Checking the Active Strategy in Code
Rust exposes the chosen panic strategy at compile time through a cfg predicate. You can query it with cfg! or use #[cfg] for conditional compilation.
fn main() {
if cfg!(panic = "unwind") {
println!("Panic strategy: unwind");
} else {
println!("Panic strategy: abort");
}
}
A library can use this to adapt its behavior. For example, a function that normally calls catch_unwind might instead panic‑and‑abort (or return an error) when the strategy is abort.
fn run_safely<F: FnOnce()>(f: F) {
#[cfg(panic = "unwind")]
{
if let Err(_) = std::panic::catch_unwind(std::panic::AssertUnwindSafe(f)) {
eprintln!("caught a panic");
}
}
#[cfg(not(panic = "unwind"))]
{
f();
}
}
This kind of conditional compilation is rare in application code but valuable in low‑level libraries that need to work under both strategies.
The Panic Hook Runs in Both Strategies
Regardless of whether you unwind or abort, the panic hook is always invoked first. The hook is set by std::panic::set_hook and, by default, prints the panic message and file location. You can override it to log crash information, write a report to disk, or trigger an external alert.

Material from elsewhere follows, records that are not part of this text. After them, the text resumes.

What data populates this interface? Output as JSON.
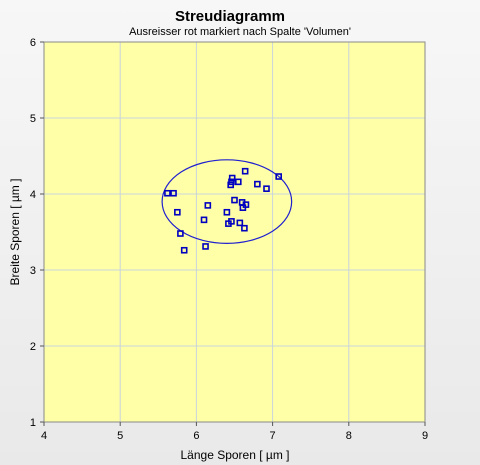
{
  "chart_data": {
    "type": "scatter",
    "title": "Streudiagramm",
    "subtitle": "Ausreisser rot markiert nach Spalte 'Volumen'",
    "xlabel": "Länge Sporen [ µm ]",
    "ylabel": "Breite Sporen [ µm ]",
    "xlim": [
      4,
      9
    ],
    "ylim": [
      1,
      6
    ],
    "xticks": [
      "4",
      "5",
      "6",
      "7",
      "8",
      "9"
    ],
    "yticks": [
      "1",
      "2",
      "3",
      "4",
      "5",
      "6"
    ],
    "grid": true,
    "legend": "none",
    "colors": {
      "plot_background": "#ffffa8",
      "points": "#0000c0",
      "ellipse": "#2020d0",
      "grid": "#c9d4dc"
    },
    "points": [
      {
        "x": 5.62,
        "y": 4.01
      },
      {
        "x": 5.7,
        "y": 4.01
      },
      {
        "x": 5.75,
        "y": 3.76
      },
      {
        "x": 5.79,
        "y": 3.48
      },
      {
        "x": 5.84,
        "y": 3.26
      },
      {
        "x": 6.1,
        "y": 3.66
      },
      {
        "x": 6.12,
        "y": 3.31
      },
      {
        "x": 6.15,
        "y": 3.85
      },
      {
        "x": 6.4,
        "y": 3.76
      },
      {
        "x": 6.42,
        "y": 3.61
      },
      {
        "x": 6.45,
        "y": 4.12
      },
      {
        "x": 6.46,
        "y": 3.64
      },
      {
        "x": 6.46,
        "y": 4.16
      },
      {
        "x": 6.47,
        "y": 4.21
      },
      {
        "x": 6.5,
        "y": 3.92
      },
      {
        "x": 6.55,
        "y": 4.16
      },
      {
        "x": 6.57,
        "y": 3.62
      },
      {
        "x": 6.6,
        "y": 3.89
      },
      {
        "x": 6.61,
        "y": 3.82
      },
      {
        "x": 6.63,
        "y": 3.55
      },
      {
        "x": 6.64,
        "y": 4.3
      },
      {
        "x": 6.65,
        "y": 3.86
      },
      {
        "x": 6.8,
        "y": 4.13
      },
      {
        "x": 6.92,
        "y": 4.07
      },
      {
        "x": 7.08,
        "y": 4.23
      }
    ],
    "ellipse": {
      "cx": 6.4,
      "cy": 3.9,
      "rx": 0.85,
      "ry": 0.55
    }
  }
}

Because the hook runs before the final decision to unwind or abort, you can use it as a last‑chance crash reporter even in abort mode. However, keep the hook minimal: a hook that panics while aborting will still cause the process to abort immediately (a double panic in unwind mode, or a nested panic in abort mode), and any further logging may be lost.
Built‑in Crash Visibility:
If your program is compiled with panic = "abort", the panic message and file location still appear in stderr because the default hook outputs them. This means you retain basic diagnostic information without the extra binary size of unwinding support.

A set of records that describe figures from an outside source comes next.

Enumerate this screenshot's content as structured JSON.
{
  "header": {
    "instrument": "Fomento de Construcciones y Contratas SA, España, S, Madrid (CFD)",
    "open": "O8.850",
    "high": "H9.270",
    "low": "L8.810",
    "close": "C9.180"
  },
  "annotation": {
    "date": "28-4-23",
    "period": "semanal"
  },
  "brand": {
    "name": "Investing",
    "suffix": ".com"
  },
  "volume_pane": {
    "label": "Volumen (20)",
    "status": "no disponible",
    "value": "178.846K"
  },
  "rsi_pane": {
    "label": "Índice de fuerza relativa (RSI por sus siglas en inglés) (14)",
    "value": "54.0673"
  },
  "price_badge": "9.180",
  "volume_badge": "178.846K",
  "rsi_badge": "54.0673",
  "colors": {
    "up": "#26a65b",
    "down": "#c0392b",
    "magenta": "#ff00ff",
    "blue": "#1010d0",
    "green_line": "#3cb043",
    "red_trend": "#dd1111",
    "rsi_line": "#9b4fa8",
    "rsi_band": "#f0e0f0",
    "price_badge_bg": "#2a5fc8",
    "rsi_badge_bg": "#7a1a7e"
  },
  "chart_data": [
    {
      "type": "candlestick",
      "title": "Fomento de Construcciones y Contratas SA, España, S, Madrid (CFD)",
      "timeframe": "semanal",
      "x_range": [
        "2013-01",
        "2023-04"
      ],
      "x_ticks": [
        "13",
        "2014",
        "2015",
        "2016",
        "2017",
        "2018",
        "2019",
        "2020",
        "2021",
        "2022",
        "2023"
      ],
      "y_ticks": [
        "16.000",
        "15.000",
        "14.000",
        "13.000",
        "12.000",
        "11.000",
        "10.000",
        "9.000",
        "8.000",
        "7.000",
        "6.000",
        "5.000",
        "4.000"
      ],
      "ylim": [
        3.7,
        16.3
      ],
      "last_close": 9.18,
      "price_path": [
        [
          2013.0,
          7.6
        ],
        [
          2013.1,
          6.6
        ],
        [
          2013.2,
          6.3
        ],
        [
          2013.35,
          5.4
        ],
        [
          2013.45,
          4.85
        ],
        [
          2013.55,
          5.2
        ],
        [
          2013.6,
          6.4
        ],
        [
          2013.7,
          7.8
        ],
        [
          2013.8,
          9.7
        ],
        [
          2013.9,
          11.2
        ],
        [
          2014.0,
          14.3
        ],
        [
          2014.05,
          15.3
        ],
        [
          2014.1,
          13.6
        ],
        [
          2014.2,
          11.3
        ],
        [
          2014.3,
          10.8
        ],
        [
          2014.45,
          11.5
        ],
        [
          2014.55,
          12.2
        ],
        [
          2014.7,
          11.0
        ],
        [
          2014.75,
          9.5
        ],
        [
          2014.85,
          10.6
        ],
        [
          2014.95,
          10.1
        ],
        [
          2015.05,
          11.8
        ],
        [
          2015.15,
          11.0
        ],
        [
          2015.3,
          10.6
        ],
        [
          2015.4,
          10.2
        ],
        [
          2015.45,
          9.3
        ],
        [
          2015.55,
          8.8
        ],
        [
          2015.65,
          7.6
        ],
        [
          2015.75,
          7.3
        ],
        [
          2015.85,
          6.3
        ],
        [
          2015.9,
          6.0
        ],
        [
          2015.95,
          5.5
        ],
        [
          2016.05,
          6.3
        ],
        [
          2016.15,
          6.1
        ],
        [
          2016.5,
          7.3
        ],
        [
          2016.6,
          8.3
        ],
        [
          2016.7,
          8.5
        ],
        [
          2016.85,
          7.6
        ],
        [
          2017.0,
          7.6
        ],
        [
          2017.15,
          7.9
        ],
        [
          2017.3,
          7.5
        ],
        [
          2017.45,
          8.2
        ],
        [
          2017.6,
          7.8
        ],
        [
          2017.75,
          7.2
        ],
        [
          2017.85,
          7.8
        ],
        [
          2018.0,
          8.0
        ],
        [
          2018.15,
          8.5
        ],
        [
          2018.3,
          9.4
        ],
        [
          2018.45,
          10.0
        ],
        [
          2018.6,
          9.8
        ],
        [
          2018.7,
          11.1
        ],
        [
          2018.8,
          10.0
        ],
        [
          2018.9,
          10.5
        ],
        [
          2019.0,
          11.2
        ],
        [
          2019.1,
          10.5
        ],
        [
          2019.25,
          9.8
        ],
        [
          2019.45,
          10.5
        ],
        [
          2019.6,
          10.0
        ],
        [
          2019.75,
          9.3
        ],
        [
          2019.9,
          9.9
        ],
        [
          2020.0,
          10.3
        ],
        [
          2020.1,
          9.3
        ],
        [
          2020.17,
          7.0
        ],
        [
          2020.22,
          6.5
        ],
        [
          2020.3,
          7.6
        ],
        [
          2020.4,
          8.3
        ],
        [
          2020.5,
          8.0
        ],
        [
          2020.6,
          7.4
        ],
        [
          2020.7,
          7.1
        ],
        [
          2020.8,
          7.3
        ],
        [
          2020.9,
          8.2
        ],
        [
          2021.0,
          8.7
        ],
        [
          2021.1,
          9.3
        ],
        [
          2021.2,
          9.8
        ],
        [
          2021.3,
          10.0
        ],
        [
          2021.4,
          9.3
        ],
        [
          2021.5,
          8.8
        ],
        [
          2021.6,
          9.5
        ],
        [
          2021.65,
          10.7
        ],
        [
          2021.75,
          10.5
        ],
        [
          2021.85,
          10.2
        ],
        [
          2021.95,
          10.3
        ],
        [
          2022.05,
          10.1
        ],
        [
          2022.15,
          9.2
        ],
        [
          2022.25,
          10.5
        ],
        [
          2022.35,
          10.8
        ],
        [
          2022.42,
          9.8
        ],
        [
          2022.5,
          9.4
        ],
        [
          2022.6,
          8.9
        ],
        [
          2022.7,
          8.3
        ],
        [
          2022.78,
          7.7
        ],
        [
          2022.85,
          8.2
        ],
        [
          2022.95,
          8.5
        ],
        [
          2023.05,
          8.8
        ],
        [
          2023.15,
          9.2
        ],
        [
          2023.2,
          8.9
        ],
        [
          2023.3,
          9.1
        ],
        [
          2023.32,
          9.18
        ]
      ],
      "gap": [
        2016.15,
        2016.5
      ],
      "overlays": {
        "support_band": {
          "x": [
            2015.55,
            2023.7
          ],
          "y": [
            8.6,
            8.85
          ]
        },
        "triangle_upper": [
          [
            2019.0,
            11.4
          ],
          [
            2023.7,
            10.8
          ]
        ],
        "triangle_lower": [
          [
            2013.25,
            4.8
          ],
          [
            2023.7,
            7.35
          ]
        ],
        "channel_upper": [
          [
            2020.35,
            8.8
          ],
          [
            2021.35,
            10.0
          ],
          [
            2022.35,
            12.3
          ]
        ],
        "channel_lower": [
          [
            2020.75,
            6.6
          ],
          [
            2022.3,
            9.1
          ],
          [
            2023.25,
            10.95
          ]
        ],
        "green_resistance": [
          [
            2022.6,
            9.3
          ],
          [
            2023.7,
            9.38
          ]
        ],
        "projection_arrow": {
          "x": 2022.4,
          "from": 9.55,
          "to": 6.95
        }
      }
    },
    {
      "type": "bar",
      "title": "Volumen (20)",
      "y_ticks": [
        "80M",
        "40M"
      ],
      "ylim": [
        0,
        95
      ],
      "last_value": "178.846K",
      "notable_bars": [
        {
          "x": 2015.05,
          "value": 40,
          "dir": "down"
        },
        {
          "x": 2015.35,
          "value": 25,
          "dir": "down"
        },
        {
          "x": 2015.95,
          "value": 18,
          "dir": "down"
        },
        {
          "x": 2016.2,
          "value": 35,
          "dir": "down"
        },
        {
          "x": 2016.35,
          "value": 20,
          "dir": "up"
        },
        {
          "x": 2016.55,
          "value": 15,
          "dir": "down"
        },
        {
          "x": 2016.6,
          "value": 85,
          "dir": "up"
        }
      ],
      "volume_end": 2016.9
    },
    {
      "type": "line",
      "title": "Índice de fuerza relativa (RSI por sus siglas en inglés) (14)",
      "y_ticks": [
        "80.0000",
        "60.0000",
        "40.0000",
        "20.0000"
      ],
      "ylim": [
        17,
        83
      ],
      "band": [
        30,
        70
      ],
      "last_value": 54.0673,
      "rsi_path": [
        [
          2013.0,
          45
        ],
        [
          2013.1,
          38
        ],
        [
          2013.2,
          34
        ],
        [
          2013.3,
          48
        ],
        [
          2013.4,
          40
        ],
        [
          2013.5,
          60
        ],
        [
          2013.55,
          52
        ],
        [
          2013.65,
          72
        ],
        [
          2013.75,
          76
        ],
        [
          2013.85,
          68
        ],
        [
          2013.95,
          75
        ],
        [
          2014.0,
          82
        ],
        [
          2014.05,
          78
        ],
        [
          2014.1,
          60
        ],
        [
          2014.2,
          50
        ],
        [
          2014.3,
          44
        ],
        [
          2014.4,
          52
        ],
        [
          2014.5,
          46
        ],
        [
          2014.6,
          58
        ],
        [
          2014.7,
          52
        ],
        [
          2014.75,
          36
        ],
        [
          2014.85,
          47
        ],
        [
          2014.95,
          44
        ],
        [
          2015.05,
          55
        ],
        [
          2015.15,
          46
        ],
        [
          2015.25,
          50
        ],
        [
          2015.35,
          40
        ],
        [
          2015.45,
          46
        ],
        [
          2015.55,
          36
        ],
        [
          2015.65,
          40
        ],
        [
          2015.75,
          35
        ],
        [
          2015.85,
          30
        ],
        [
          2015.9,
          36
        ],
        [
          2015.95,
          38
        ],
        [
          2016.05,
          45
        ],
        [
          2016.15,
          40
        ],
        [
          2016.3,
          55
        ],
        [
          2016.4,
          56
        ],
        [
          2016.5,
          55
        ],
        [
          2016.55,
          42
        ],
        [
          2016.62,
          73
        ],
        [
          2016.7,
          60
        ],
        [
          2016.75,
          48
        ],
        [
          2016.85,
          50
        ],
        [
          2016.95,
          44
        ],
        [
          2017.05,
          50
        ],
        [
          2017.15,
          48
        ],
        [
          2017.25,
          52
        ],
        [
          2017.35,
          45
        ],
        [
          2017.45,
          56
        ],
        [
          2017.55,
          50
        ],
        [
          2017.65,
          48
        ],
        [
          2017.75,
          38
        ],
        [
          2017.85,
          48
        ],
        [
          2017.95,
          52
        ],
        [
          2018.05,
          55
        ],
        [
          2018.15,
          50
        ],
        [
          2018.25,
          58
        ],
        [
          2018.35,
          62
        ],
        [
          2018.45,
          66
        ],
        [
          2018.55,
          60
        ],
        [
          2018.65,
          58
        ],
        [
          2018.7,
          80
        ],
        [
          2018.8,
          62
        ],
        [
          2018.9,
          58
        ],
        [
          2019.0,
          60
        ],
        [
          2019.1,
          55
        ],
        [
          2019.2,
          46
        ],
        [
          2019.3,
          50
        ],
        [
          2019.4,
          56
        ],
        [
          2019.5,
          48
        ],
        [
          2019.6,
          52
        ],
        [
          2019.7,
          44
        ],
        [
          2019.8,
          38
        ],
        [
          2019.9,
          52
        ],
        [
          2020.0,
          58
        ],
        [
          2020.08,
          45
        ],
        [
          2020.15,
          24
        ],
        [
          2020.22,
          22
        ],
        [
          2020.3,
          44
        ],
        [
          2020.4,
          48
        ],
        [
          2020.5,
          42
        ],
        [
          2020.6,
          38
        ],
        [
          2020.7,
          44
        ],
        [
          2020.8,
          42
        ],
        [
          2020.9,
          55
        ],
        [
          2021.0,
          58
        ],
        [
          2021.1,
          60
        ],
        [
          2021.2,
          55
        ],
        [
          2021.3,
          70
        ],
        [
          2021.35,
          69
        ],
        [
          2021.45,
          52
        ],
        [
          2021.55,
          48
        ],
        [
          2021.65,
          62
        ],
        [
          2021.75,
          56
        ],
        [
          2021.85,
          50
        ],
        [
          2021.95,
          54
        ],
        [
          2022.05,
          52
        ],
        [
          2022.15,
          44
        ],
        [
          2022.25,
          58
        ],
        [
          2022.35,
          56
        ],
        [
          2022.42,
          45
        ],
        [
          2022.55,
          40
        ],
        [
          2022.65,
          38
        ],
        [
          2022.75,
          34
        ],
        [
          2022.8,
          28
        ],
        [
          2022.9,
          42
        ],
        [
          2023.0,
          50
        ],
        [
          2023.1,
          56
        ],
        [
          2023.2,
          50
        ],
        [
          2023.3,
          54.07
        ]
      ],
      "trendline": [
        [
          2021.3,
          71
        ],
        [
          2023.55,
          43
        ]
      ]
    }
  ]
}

Choosing Between Unwind and Abort
The decision boils down to a single trade‑off: cleanup guarantees versus binary size and simplicity.
- Stick with
unwind(the default) when your application or library needs to catch panics, when orderly resource cleanup matters even during a crash, or when you are writing general‑purpose code that will run in unknown environments. - Switch to
abortwhen you are building a release binary and want the smallest possible artifact, when you are in an embedded orno_stdcontext where unwinding is unavailable, or when you have decided that any panic represents a fatal, unrecoverable state and that running destructors is either unnecessary or dangerous.
Many Rust projects keep unwind during development (to benefit from catch_unwind in tests) and use abort only in the release profile. That pattern often delivers the best of both worlds.

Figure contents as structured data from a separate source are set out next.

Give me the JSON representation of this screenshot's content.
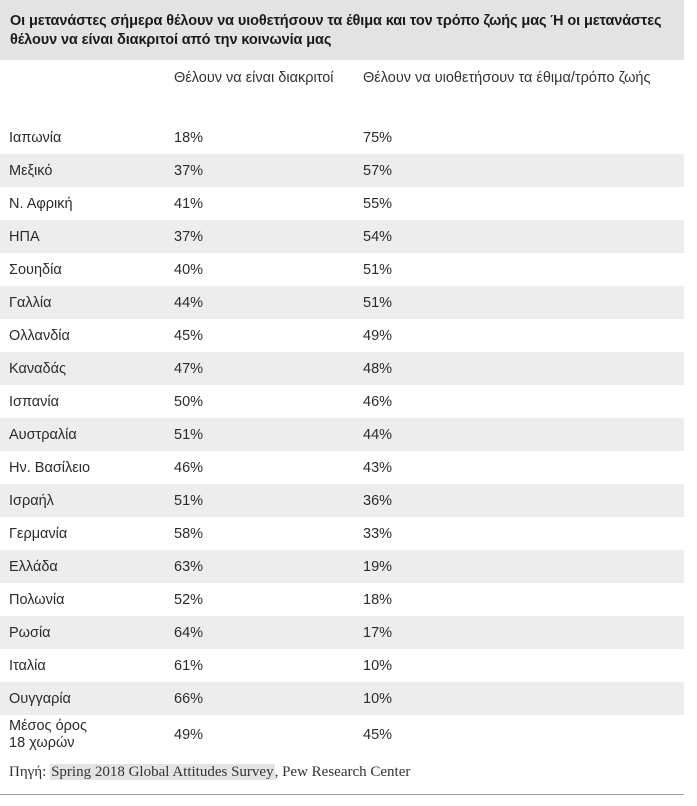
{
  "chart_data": {
    "type": "table",
    "title": "Οι μετανάστες σήμερα θέλουν να υιοθετήσουν τα έθιμα και τον τρόπο ζωής μας Ή οι μετανάστες θέλουν να είναι διακριτοί από την κοινωνία μας",
    "columns": [
      "",
      "Θέλουν να είναι διακριτοί",
      "Θέλουν να υιοθετήσουν τα έθιμα/τρόπο ζωής"
    ],
    "rows": [
      {
        "country": "Ιαπωνία",
        "distinct": "18%",
        "adopt": "75%"
      },
      {
        "country": "Μεξικό",
        "distinct": "37%",
        "adopt": "57%"
      },
      {
        "country": "Ν. Αφρική",
        "distinct": "41%",
        "adopt": "55%"
      },
      {
        "country": "ΗΠΑ",
        "distinct": "37%",
        "adopt": "54%"
      },
      {
        "country": "Σουηδία",
        "distinct": "40%",
        "adopt": "51%"
      },
      {
        "country": "Γαλλία",
        "distinct": "44%",
        "adopt": "51%"
      },
      {
        "country": "Ολλανδία",
        "distinct": "45%",
        "adopt": "49%"
      },
      {
        "country": "Καναδάς",
        "distinct": "47%",
        "adopt": "48%"
      },
      {
        "country": "Ισπανία",
        "distinct": "50%",
        "adopt": "46%"
      },
      {
        "country": "Αυστραλία",
        "distinct": "51%",
        "adopt": "44%"
      },
      {
        "country": "Ην. Βασίλειο",
        "distinct": "46%",
        "adopt": "43%"
      },
      {
        "country": "Ισραήλ",
        "distinct": "51%",
        "adopt": "36%"
      },
      {
        "country": "Γερμανία",
        "distinct": "58%",
        "adopt": "33%"
      },
      {
        "country": "Ελλάδα",
        "distinct": "63%",
        "adopt": "19%"
      },
      {
        "country": "Πολωνία",
        "distinct": "52%",
        "adopt": "18%"
      },
      {
        "country": "Ρωσία",
        "distinct": "64%",
        "adopt": "17%"
      },
      {
        "country": "Ιταλία",
        "distinct": "61%",
        "adopt": "10%"
      },
      {
        "country": "Ουγγαρία",
        "distinct": "66%",
        "adopt": "10%"
      },
      {
        "country": "Μέσος όρος 18 χωρών",
        "distinct": "49%",
        "adopt": "45%"
      }
    ],
    "source_prefix": "Πηγή: ",
    "source_link": "Spring 2018 Global Attitudes Survey",
    "source_suffix": ", Pew Research Center",
    "colors": {
      "title_band": "#e3e3e3",
      "alt_row": "#ededed",
      "link_highlight": "#e4e4e4"
    }
  }
}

Relationship with std::process::abort
It’s worth noting that std::process::abort() is a separate function from the panic strategy. Calling std::process::abort() directly terminates the process without invoking the panic hook, without running any destructors, and without any Rust cleanup. It’s a raw, immediate exit.
When you configure panic = "abort" and a panic occurs, Rust calls the panic hook first and then aborts. So panicking with abort strategy still gives you a chance to log, whereas a direct call to std::process::abort does not.
Summary
The unwinding and aborting strategies are two sides of the same coin: both terminate the program after an unrecoverable error, but they differ in what happens between the error and the exit. Unwinding cleans up, aborting cuts to the end.
Which one is right depends on your context. Understanding both gives you control over the footprint, behavior, and safety characteristics of your Rust programs.